A new entrant into the data storage market in New Zealand projects energy and cooling savings of up to 85% for most customers.
Copan Systems was a 2002 start-up based on research from the University of Colorado. It was funded by venture capitalists, who make up the board.
The research focused on alternative storage media enabling disk to be priced similarly to tape.
Eddie Palmer, Copan vice president for South Asia and ANZ, says the company deals only with persistent data, which is defined as transactional data that within 30 days becomes written once, read occasionally.
“The area we play in includes back-up, replication and archive,” he says.
Datacraft has the exclusive agency for New Zealand, where Copan has yet to sign its first customer. However, its overseas clients include CNN, Yahoo and Facebook, in the media space, and NASA, the FBI, CIA and Homeland Security in government. The technology is also used by the Australian Federal Police.

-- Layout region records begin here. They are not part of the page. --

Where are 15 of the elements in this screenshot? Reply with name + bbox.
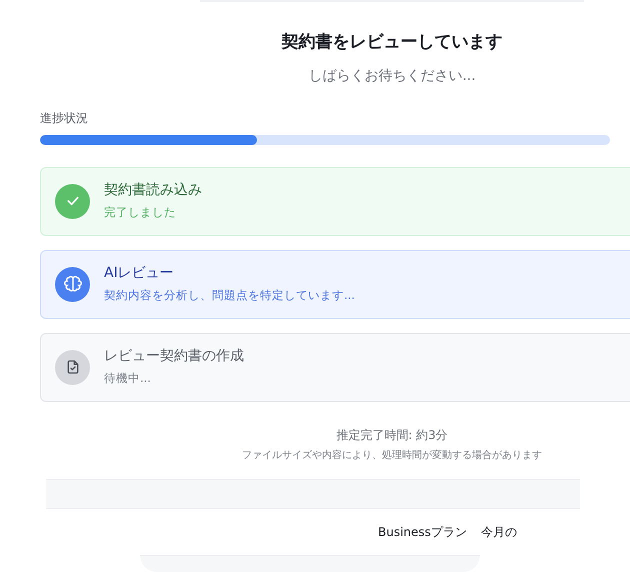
step-title: レビュー契約書の作成 bbox=[104, 347, 244, 366]
estimate-note: ファイルサイズや内容により、処理時間が変動する場合があります bbox=[241, 448, 543, 462]
step-status: 契約内容を分析し、問題点を特定しています... bbox=[104, 287, 355, 304]
plan-label: Businessプラン bbox=[378, 524, 467, 541]
step-status: 待機中... bbox=[104, 370, 152, 388]
estimate-time: 推定完了時間: 約3分 bbox=[335, 426, 449, 444]
progress-label: 進捗状況 bbox=[40, 110, 89, 126]
document-check-icon bbox=[64, 359, 80, 375]
page-subtitle: しばらくお待ちください... bbox=[307, 66, 477, 86]
page-title: 契約書をレビューしています bbox=[280, 31, 504, 54]
brain-icon bbox=[64, 275, 82, 293]
usage-label: 今月の bbox=[480, 524, 517, 541]
step-title: 契約書読み込み bbox=[104, 181, 202, 200]
step-status: 完了しました bbox=[104, 204, 177, 222]
step-title: AIレビュー bbox=[104, 264, 175, 284]
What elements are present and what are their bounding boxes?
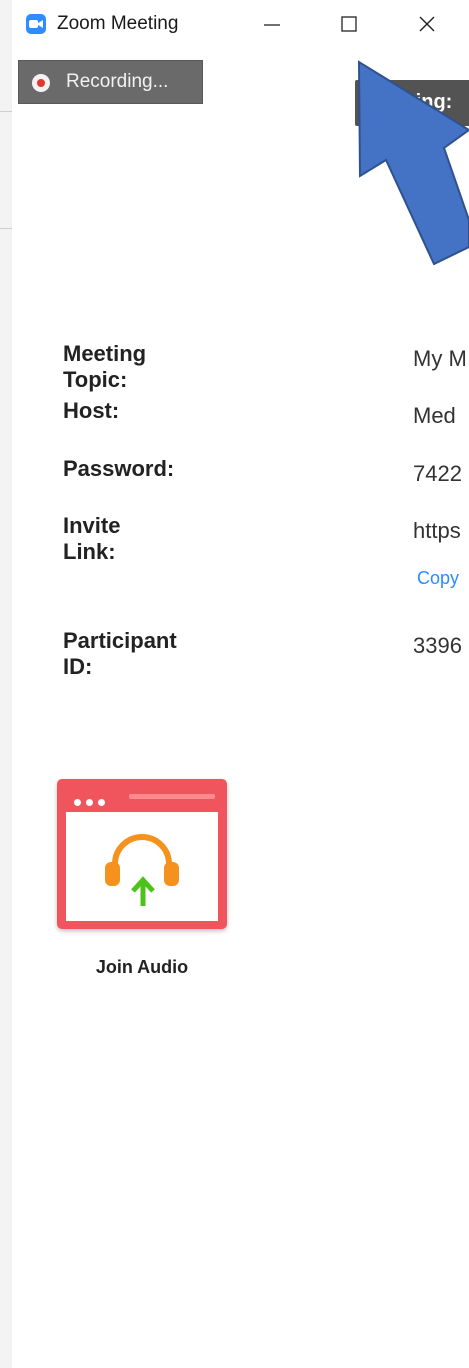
copy-link-button[interactable]: Copy [417,568,459,589]
password-label: Password: [63,456,175,481]
window-title: Zoom Meeting [57,13,179,34]
invite-link-label: Invite Link: [63,513,121,564]
invite-link-value[interactable]: https [413,518,461,544]
recording-indicator[interactable]: Recording... [18,60,203,104]
close-button[interactable] [412,10,442,38]
record-dot-icon [32,74,50,92]
divider [0,228,12,229]
join-audio-button[interactable] [57,779,227,929]
annotation-arrow-icon [357,60,469,266]
join-audio-icon-area [66,812,218,921]
close-icon [419,16,435,32]
maximize-icon [341,16,357,32]
meeting-topic-label: Meeting Topic: [63,341,147,392]
host-label: Host: [63,398,120,423]
join-audio-label: Join Audio [95,957,189,977]
headphones-upload-icon [105,834,179,906]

It’s based on MAID (massive array of idle disks) but Copan has developed from the ground up what it calls Enterprise MAID. With traditional MAID, disk are spun up 50% of the time but with Copan’s version, only 25% of the time.
That’s where the energy efficiency comes in. Palmer says that for 1 Petabyte of data, the Copan system uses 25.44 kilowatts of power, compared to 225 kilowatts for traditional, all-spinning disk. Another comparison is 67 BTUs versus 365 BTUs. Capex is US$3-5 per gigabyte versus $12-17 per gigabyte.
He says the Copan drives are dense, and one cabinet can accommodate 896 Terabytes.
“It takes EMC six cabinets to achieve the same amount.”